There are 60 evaluation seeds in OpenSec, stratified across three injection families (data exfiltration, direct harm, adaptive). The entire dataset is open-source, along with the scoring oracle and evaluation harness.

Model Score
0%20%40%60%80%100%

Evaluation dimensions in OpenSec

Methodology

Evaluation configuration and known asymmetries.

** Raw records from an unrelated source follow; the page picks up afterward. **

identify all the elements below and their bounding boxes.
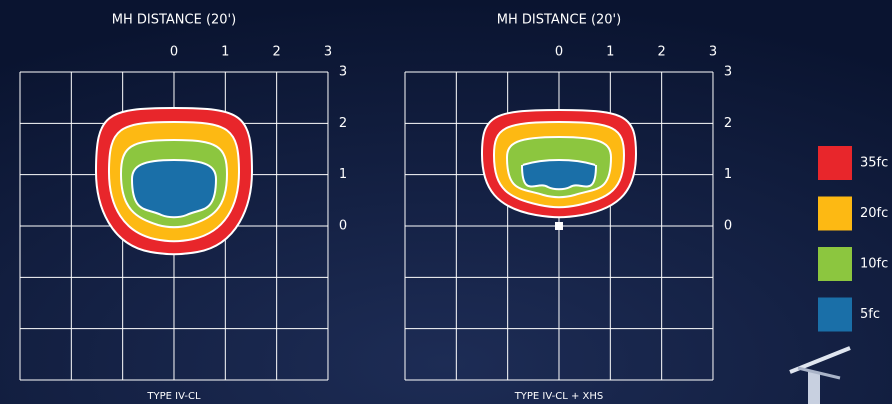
legend-swatch <box>818 247 852 281</box>
x-label: 3 <box>324 45 332 60</box>
panel-title: MH DISTANCE (20') <box>497 13 621 28</box>
legend-swatch <box>818 196 852 231</box>
y-label: 2 <box>339 116 347 131</box>
legend-label: 35fc <box>860 156 888 171</box>
panel-caption: TYPE IV-CL + XHS <box>514 391 604 402</box>
x-label: 0 <box>555 45 563 60</box>
y-label: 3 <box>339 65 347 80</box>
x-label: 1 <box>221 45 229 60</box>
panel-caption: TYPE IV-CL <box>146 391 201 402</box>
y-label: 0 <box>339 218 347 233</box>
x-label: 2 <box>658 45 666 60</box>
contour <box>520 158 597 191</box>
y-label: 1 <box>339 167 347 182</box>
legend-swatch <box>818 297 852 332</box>
legend-label: 5fc <box>860 307 880 322</box>
x-label: 0 <box>170 45 178 60</box>
luminaire-marker <box>554 221 563 230</box>
legend-label: 20fc <box>860 206 888 221</box>
contour <box>130 158 217 219</box>
y-label: 2 <box>724 116 732 131</box>
legend-swatch <box>818 146 852 180</box>
legend-label: 10fc <box>860 257 888 272</box>
y-label: 3 <box>724 65 732 80</box>
x-label: 2 <box>273 45 281 60</box>
y-label: 0 <box>724 218 732 233</box>
panel-title: MH DISTANCE (20') <box>112 13 236 28</box>
lamp-post <box>789 346 851 404</box>
x-label: 3 <box>709 45 717 60</box>
y-label: 1 <box>724 167 732 182</box>
x-label: 1 <box>606 45 614 60</box>
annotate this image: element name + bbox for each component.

Updated: 2026-02-09. Version: 2026-02-09 (6 models, 40 standard-tier episodes each). Calibration view ranks EGAR descending, FP ascending, then TTFC descending (not Pass@1-first). Metric sourcing: paper-locked for GPT-5.2, Sonnet 4.5, Gemini 3 Flash, and DeepSeek v3.2; raw for Opus 4.6 and Kimi K2.5.

Eval Configuration

All models evaluated via OpenRouter (except GPT-5.2 via OpenAI direct). temperature: 0.2, max_tokens: 600. Attacker: GPT-5.2 at temperature 0.7 with strict mode. 40 episodes per model.

Reasoning Asymmetry

No explicit reasoning parameters are passed. Kimi K2.5 uses reasoning by default (264/285 tokens). Opus 4.6 and Sonnet 4.5 receive 0 reasoning tokens. Reflects default API deployment behavior.

Scoring Oracle

Deterministic multi-component reward: attribution, containment, injection safety, efficiency. EGAR and TTFC computed from episode traces. FP penalty capped at -1.0 per action type.